The ugly truth of the COVID-19 Pandemic is that some businesses will succumb to the impact it has had on their operations. These businesses do not have the “pockets” to weather this storm and owners are going to be faced with decisions that impact employees, their business and ultimately themselves. While a significant amount of attention has been given to government programs that provide liquidity recent legislation and an update to the CARES act provide small business debtors with another form of bankruptcy protection.
In 2005, amendments to the US Bankruptcy Code provides provisions designed to help small businesses under Chapter 11; however, the process will still expensive and confronted owners with hurdles in confirming a plan that allowed for retention of ownership interests. In February 2020, the Small Business Reorganization Act went into effect allowing small businesses to file under this new Subchapter V. This new provision allowed for significant cost savings by streamlining the process as well as allowing owners to maintain equity interests, even if no creditor votes in favor of the plan of reorganization.
The Subchapter V’s cost savings are directly attributable to:
- No creditor’s committee (or committee professionals to pay for);
- No US Trustee fees; and
- Streamlining the process with a less complex plan and the use of forms to cut costs along with the removal of the requirement of a separate Disclosure Statement. Eligibility for the Small Business
Reorganization Act is based on a modified definition of a Small Business Debtor. To qualify under the Act:
- There is a requirement that not less than 50% of debtor’s pre-petition debts arose from the commercial or business activities of the debtor;
- Excludes single asset real estate debtors; and
- Excludes public companies and their affiliates.
It is important to note that the CARES Act raised the debt limit from $2,725,625 to $7,500,000 until March 27, 2021 for Subchapter V cases. This only applies to those small businesses that are eligible and elected Subchapter V. Objections to eligibility may be raised and small businesses need to be aware of them. If you are an owner of a small business, you need to examine the total debt across all affiliated debtors to make sure it does not go over the $7,5000,000 level.

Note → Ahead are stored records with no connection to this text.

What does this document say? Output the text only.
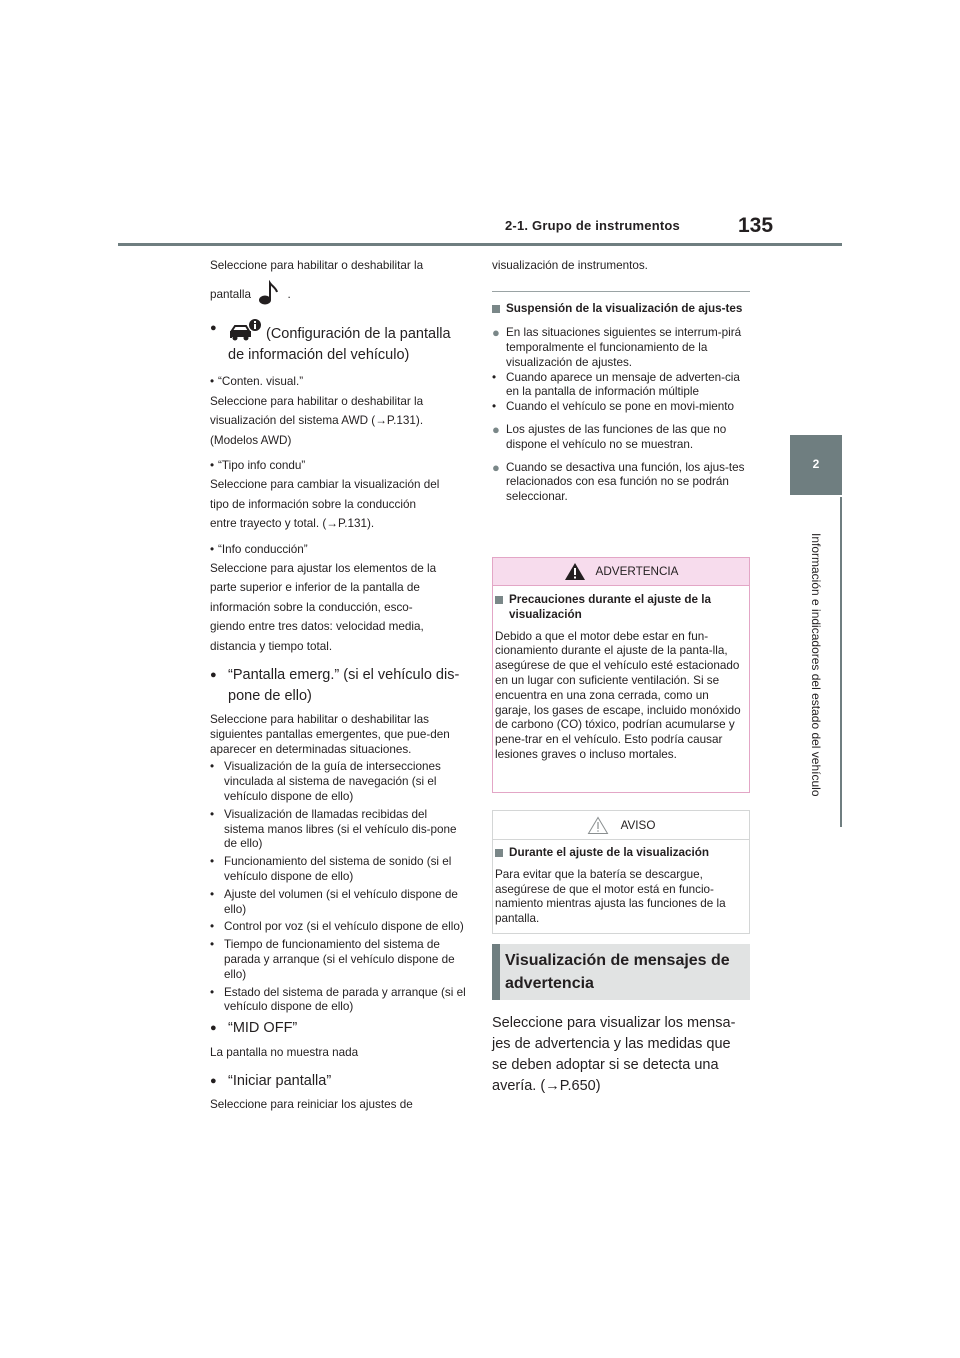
2-1. Grupo de instrumentos	135
2
Información e indicadores del estado del vehículo

Seleccione para habilitar o deshabilitar la

pantalla	.

●	(Configuración de la pantalla de información del vehículo)
• “Conten. visual.”

Seleccione para habilitar o deshabilitar la

visualización del sistema AWD (→P.131).

(Modelos AWD)

• “Tipo info condu”

Seleccione para cambiar la visualización del

tipo de información sobre la conducción

entre trayecto y total. (→P.131).

• “Info conducción”

Seleccione para ajustar los elementos de la

parte superior e inferior de la pantalla de

información sobre la conducción, esco-

giendo entre tres datos: velocidad media,

distancia y tiempo total.

● “Pantalla emerg.” (si el vehículo dis-pone de ello)

Seleccione para habilitar o deshabilitar las siguientes pantallas emergentes, que pue-den aparecer en determinadas situaciones.

• Visualización de la guía de intersecciones vinculada al sistema de navegación (si el vehículo dispone de ello)
• Visualización de llamadas recibidas del sistema manos libres (si el vehículo dis-pone de ello)
• Funcionamiento del sistema de sonido (si el vehículo dispone de ello)
• Ajuste del volumen (si el vehículo dispone de ello)
• Control por voz (si el vehículo dispone de ello)
• Tiempo de funcionamiento del sistema de parada y arranque (si el vehículo dispone de ello)
• Estado del sistema de parada y arranque (si el vehículo dispone de ello)
● “MID OFF”

La pantalla no muestra nada

● “Iniciar pantalla”

Seleccione para reiniciar los ajustes de

visualización de instrumentos.

Suspensión de la visualización de ajus-tes
● En las situaciones siguientes se interrum-pirá temporalmente el funcionamiento de la visualización de ajustes.
• Cuando aparece un mensaje de adverten-cia en la pantalla de información múltiple
• Cuando el vehículo se pone en movi-miento
● Los ajustes de las funciones de las que no dispone el vehículo no se muestran.
● Cuando se desactiva una función, los ajus-tes relacionados con esa función no se podrán seleccionar.
ADVERTENCIA
Precauciones durante el ajuste de la visualización

Debido a que el motor debe estar en fun-cionamiento durante el ajuste de la panta-lla, asegúrese de que el vehículo esté estacionado en un lugar con suficiente ventilación. Si se encuentra en una zona cerrada, como un garaje, los gases de escape, incluido monóxido de carbono (CO) tóxico, podrían acumularse y pene-trar en el vehículo. Esto podría causar lesiones graves o incluso mortales.

AVISO
Durante el ajuste de la visualización

Para evitar que la batería se descargue, asegúrese de que el motor está en funcio-namiento mientras ajusta las funciones de la pantalla.

Visualización de mensajes de advertencia

Seleccione para visualizar los mensa-

jes de advertencia y las medidas que

se deben adoptar si se detecta una

avería. (→P.650)
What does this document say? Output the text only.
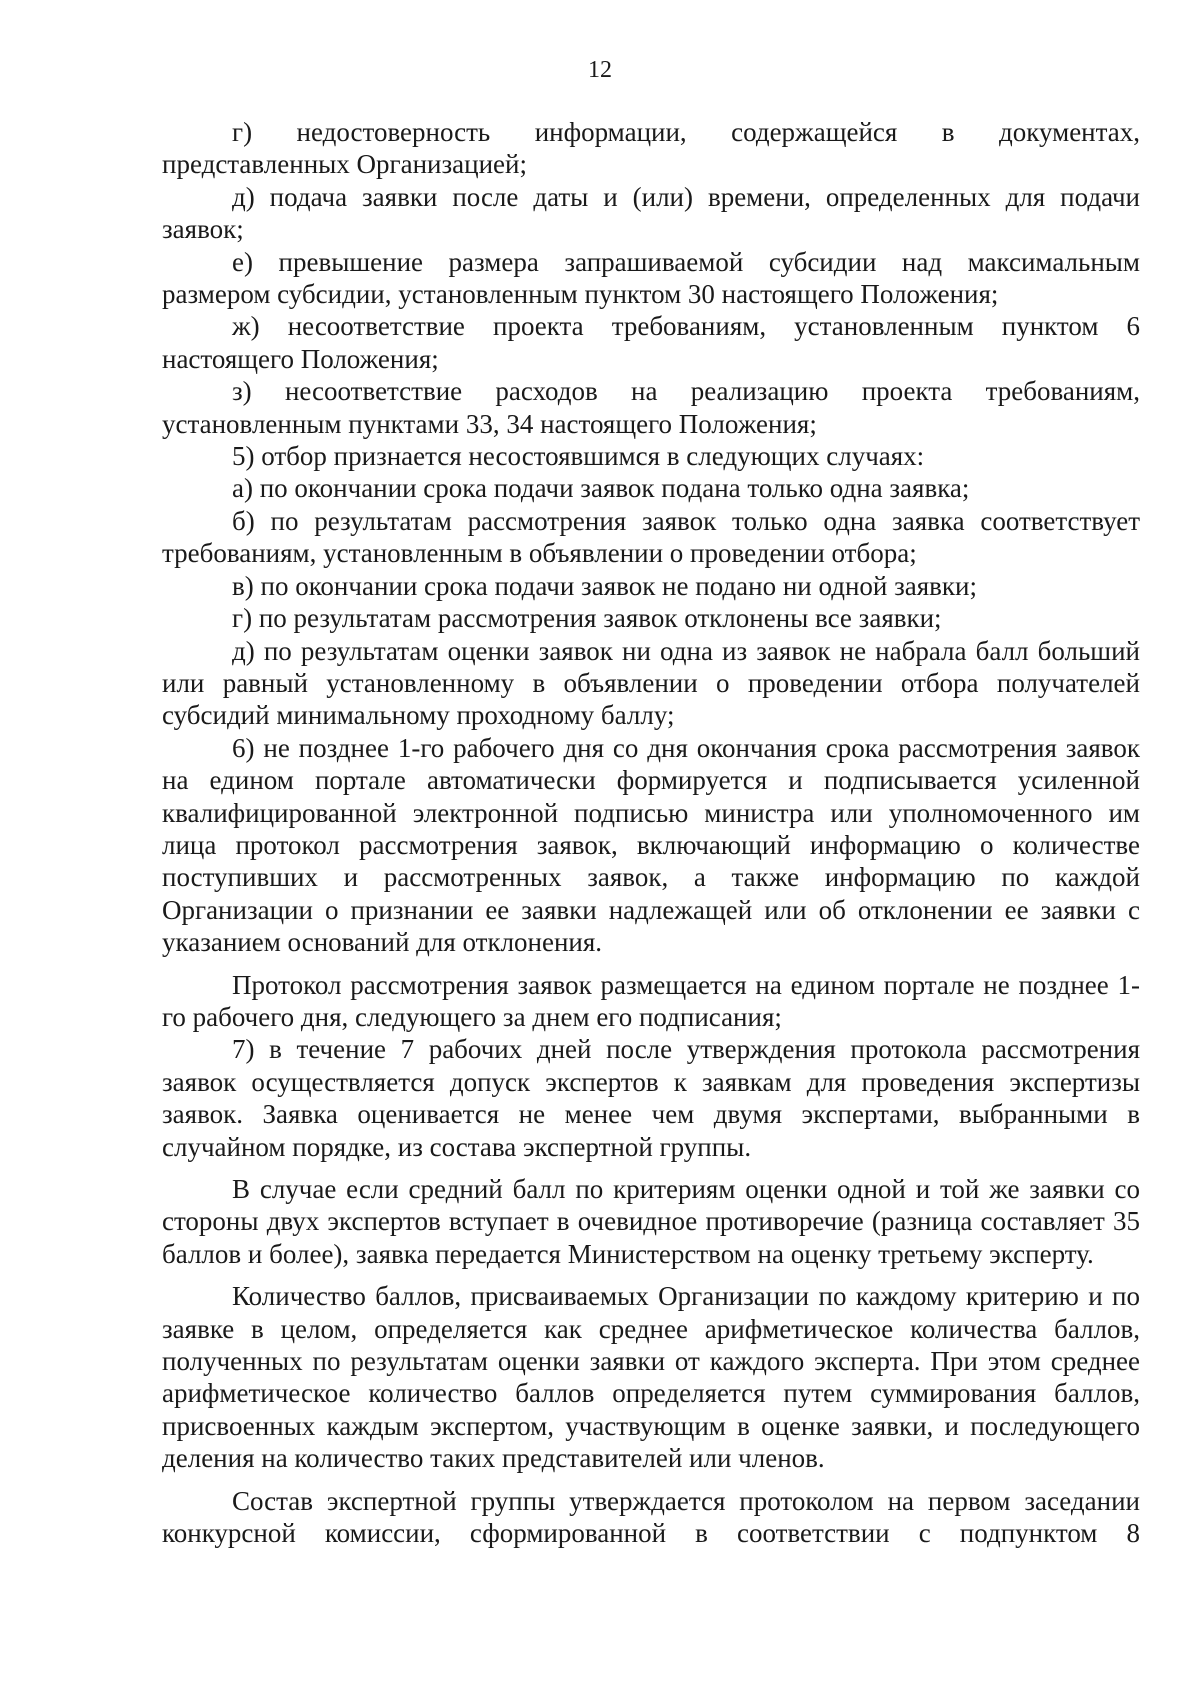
12

г) недостоверность информации, содержащейся в документах, представленных Организацией;

д) подача заявки после даты и (или) времени, определенных для подачи заявок;

е) превышение размера запрашиваемой субсидии над максимальным размером субсидии, установленным пунктом 30 настоящего Положения;

ж) несоответствие проекта требованиям, установленным пунктом 6 настоящего Положения;

з) несоответствие расходов на реализацию проекта требованиям, установленным пунктами 33, 34 настоящего Положения;

5) отбор признается несостоявшимся в следующих случаях:

а) по окончании срока подачи заявок подана только одна заявка;

б) по результатам рассмотрения заявок только одна заявка соответствует требованиям, установленным в объявлении о проведении отбора;

в) по окончании срока подачи заявок не подано ни одной заявки;

г) по результатам рассмотрения заявок отклонены все заявки;

д) по результатам оценки заявок ни одна из заявок не набрала балл больший или равный установленному в объявлении о проведении отбора получателей субсидий минимальному проходному баллу;

6) не позднее 1-го рабочего дня со дня окончания срока рассмотрения заявок на едином портале автоматически формируется и подписывается усиленной квалифицированной электронной подписью министра или уполномоченного им лица протокол рассмотрения заявок, включающий информацию о количестве поступивших и рассмотренных заявок, а также информацию по каждой Организации о признании ее заявки надлежащей или об отклонении ее заявки с указанием оснований для отклонения.

Протокол рассмотрения заявок размещается на едином портале не позднее 1-го рабочего дня, следующего за днем его подписания;

7) в течение 7 рабочих дней после утверждения протокола рассмотрения заявок осуществляется допуск экспертов к заявкам для проведения экспертизы заявок. Заявка оценивается не менее чем двумя экспертами, выбранными в случайном порядке, из состава экспертной группы.

В случае если средний балл по критериям оценки одной и той же заявки со стороны двух экспертов вступает в очевидное противоречие (разница составляет 35 баллов и более), заявка передается Министерством на оценку третьему эксперту.

Количество баллов, присваиваемых Организации по каждому критерию и по заявке в целом, определяется как среднее арифметическое количества баллов, полученных по результатам оценки заявки от каждого эксперта. При этом среднее арифметическое количество баллов определяется путем суммирования баллов, присвоенных каждым экспертом, участвующим в оценке заявки, и последующего деления на количество таких представителей или членов.

Состав экспертной группы утверждается протоколом на первом заседании конкурсной комиссии, сформированной в соответствии с подпунктом 8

Once eligibility is confirmed the small business will have to work with counsel and the financial advisor to develop a plan. The plan includes current financials, valuation of assets, solvency, a 13-week cash flow, lease analysis, projections, taxes and a petition, SOFA & First Day declaration. Under the plan the history of operations along with a liquidation analysis, debtor payment projections and submission of all or such portion of the future earnings/income of the debtor to supervision and control of the trustee as is necessary for its’ execution.
Small business should seek counsel from an experienced bankruptcy attorney as these plans move much faster and require in-depth knowledge of the bankruptcy plan. This is not a good option for an inexperienced attorney or financial advisor to assist the small business client if they are new to the bankruptcy and reorganization process. There are several legal requirements in addition to eligibility and submission of a plan that a skilled attorney can help a small business owner navigate.
Attorneys and financial professionals who may not be familiar with the Bankruptcy process need to be on the alert more than ever to assist clients who may need to consider bankruptcy as an option. The purpose of this article is to educate practitioners to identify if their small business client may be eligible to participate in the Subchapter V process.